The implicit form fits better with how bro currently works, but I think the explicit form would ultimately make cluster aware scripts simpler.

The difference hinges on the difference between the implicit and explicit communication.

Currently all bro cluster communication is implicit:

* You send logs to the logger/manager node by calling Log::write
* You send notices to the manager by calling NOTICE
* You can share data between nodes by marking a container as &synchronized.
* You can send data to the manager by redef'ing Cluster::worker2manager_events

The last two are what we need to replace/extend.

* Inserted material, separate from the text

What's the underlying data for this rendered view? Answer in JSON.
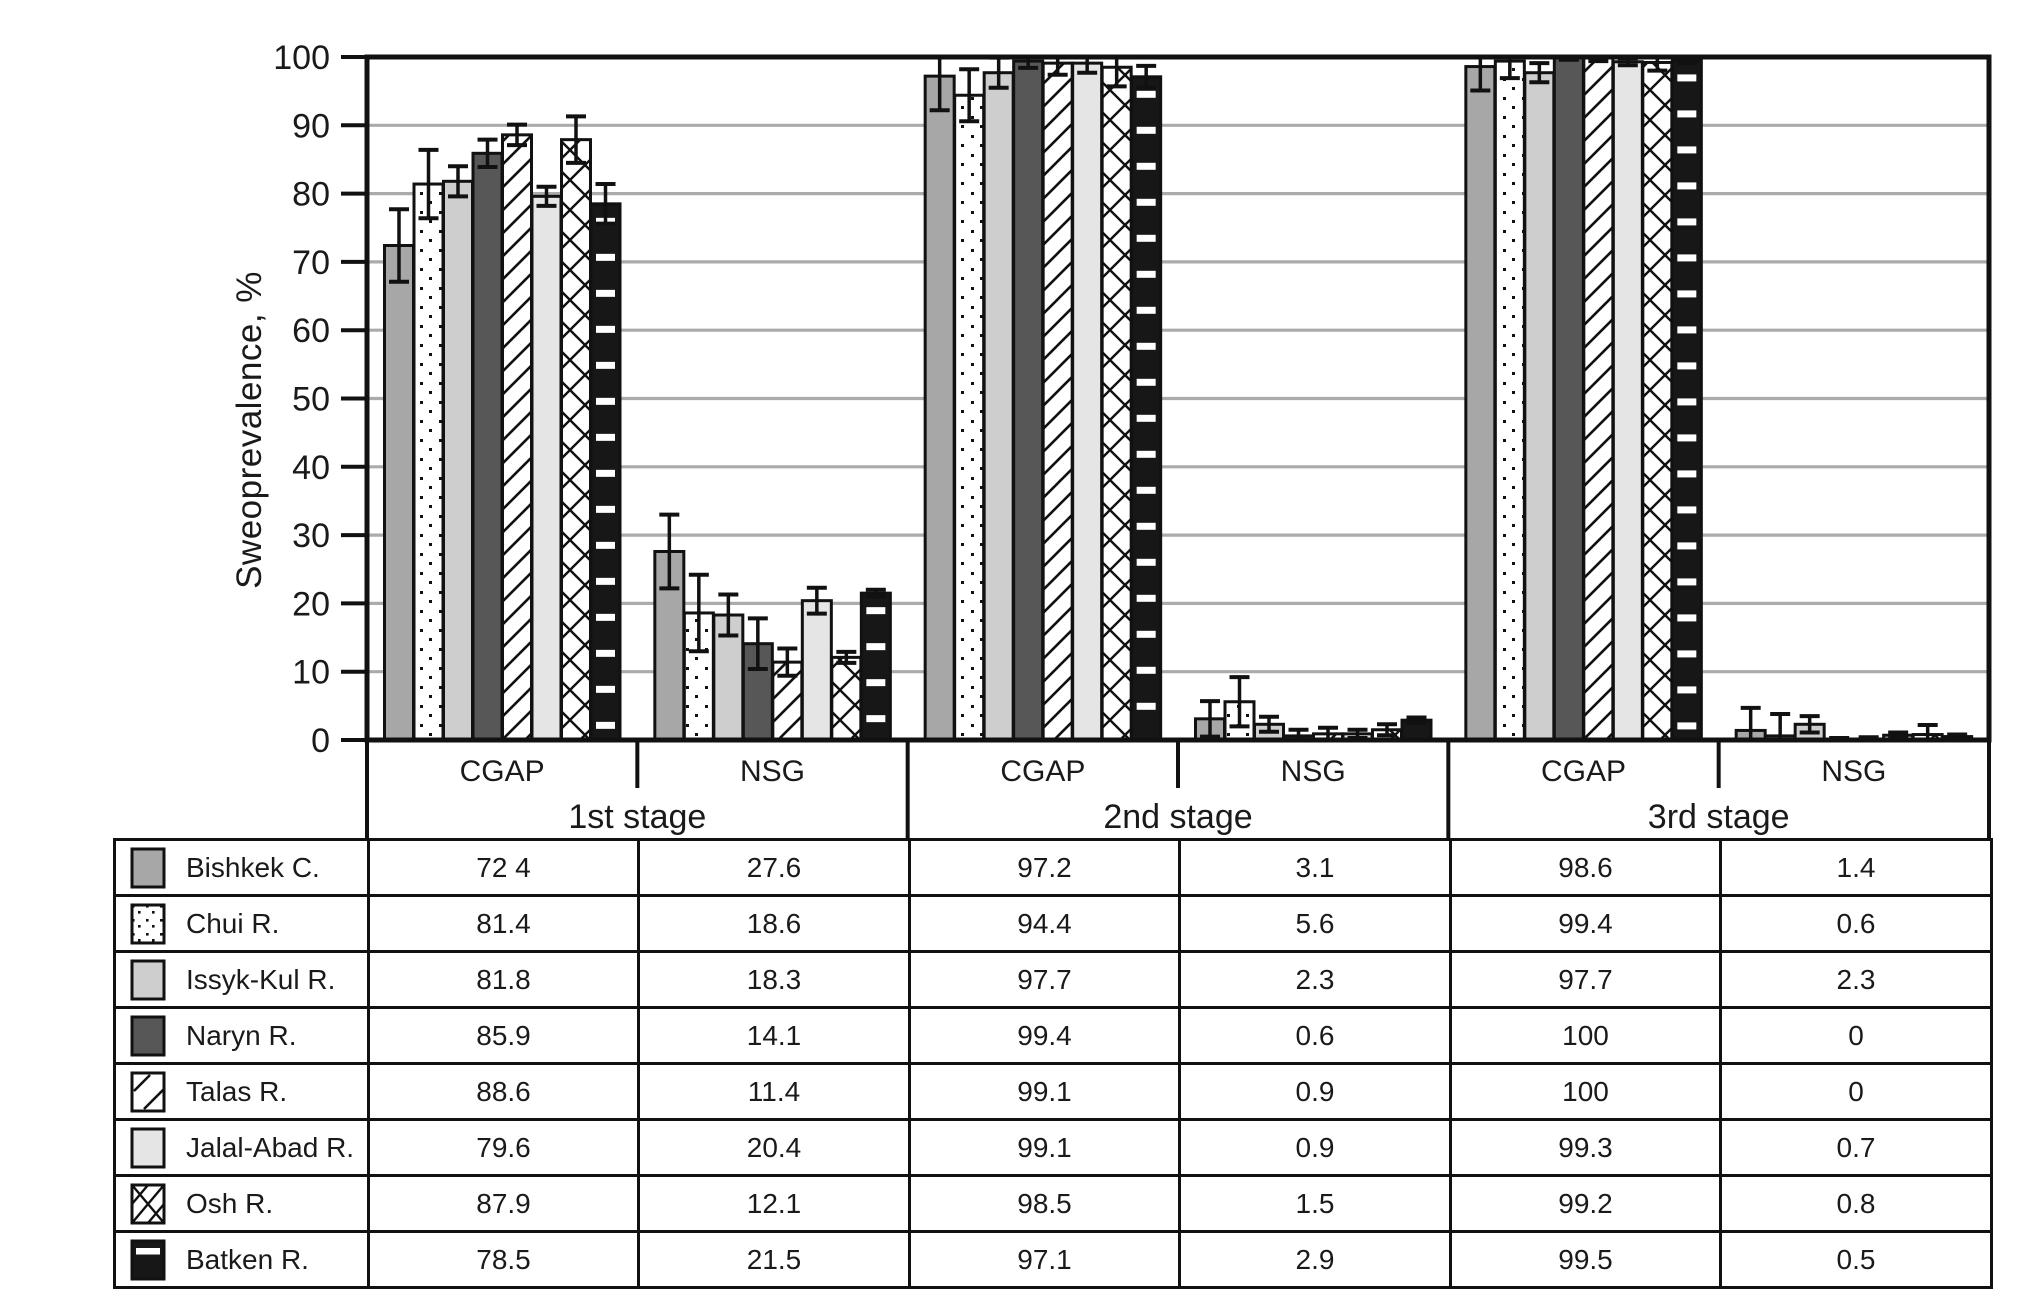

As an example, in my scan.bro I want to send scan attempts up to the manager for correlation, so this means:

    # define event
    global scan_attempt: event(scanner: addr, attempt: Attempt);

    # route it to the manager
    redef Cluster::worker2manager_events += /Scan::scan_attempt/;

    # only handle it on the manager
    @if ( Cluster::local_node_type() == Cluster::MANAGER )
    event Scan::scan_attempt(scanner: addr, attempt: Attempt)
        {
        add_scan_attempt(scanner, attempt);
        }
    @endif

and then later in the worker code, finally

    # raise the event to send it down to the manager.
    event Scan::scan_attempt(scanner, attempt);

If bro communication was more explicit, the script would just be

    # define event and handle on all nodes
    global scan_attempt: event(scanner: addr, attempt: Attempt);
    event Scan::scan_attempt(scanner: addr, attempt: Attempt)
        {
        add_scan_attempt(scanner, attempt);
        }

    # send the event directly to the manager node
    send_event("manager", Scan::scan_attempt(scanner, attempt));

Things like scan detection and known hosts/services tracking are easily partitioned, so if you had two datanodes for analysis:

    if (hash(scanner) % 2 == 0)
      send_event("datanode-0", Scan::scan_attempt(scanner, attempt));
    else
      send_event("datanode-1", Scan::scan_attempt(scanner, attempt));

Which would be wrapped in a function:

      send_event_hashed("datanode", scanner, Scan::scan_attempt(scanner, attempt));

that would handle knowing how many active nodes there are and doing proper consistent hashing/failover, something like this:

    function send_event_hashed(dest: string, hash_key: any, event: any) {
        data_nodes = |Cluster::active_nodes[dest]|; # or whatever
        node = hash(hash_key) % data_nodes;
        node_name = Cluster::active_nodes[node]$name;
        send_event(node_name, event);
    }

-- 
- Justin Azoff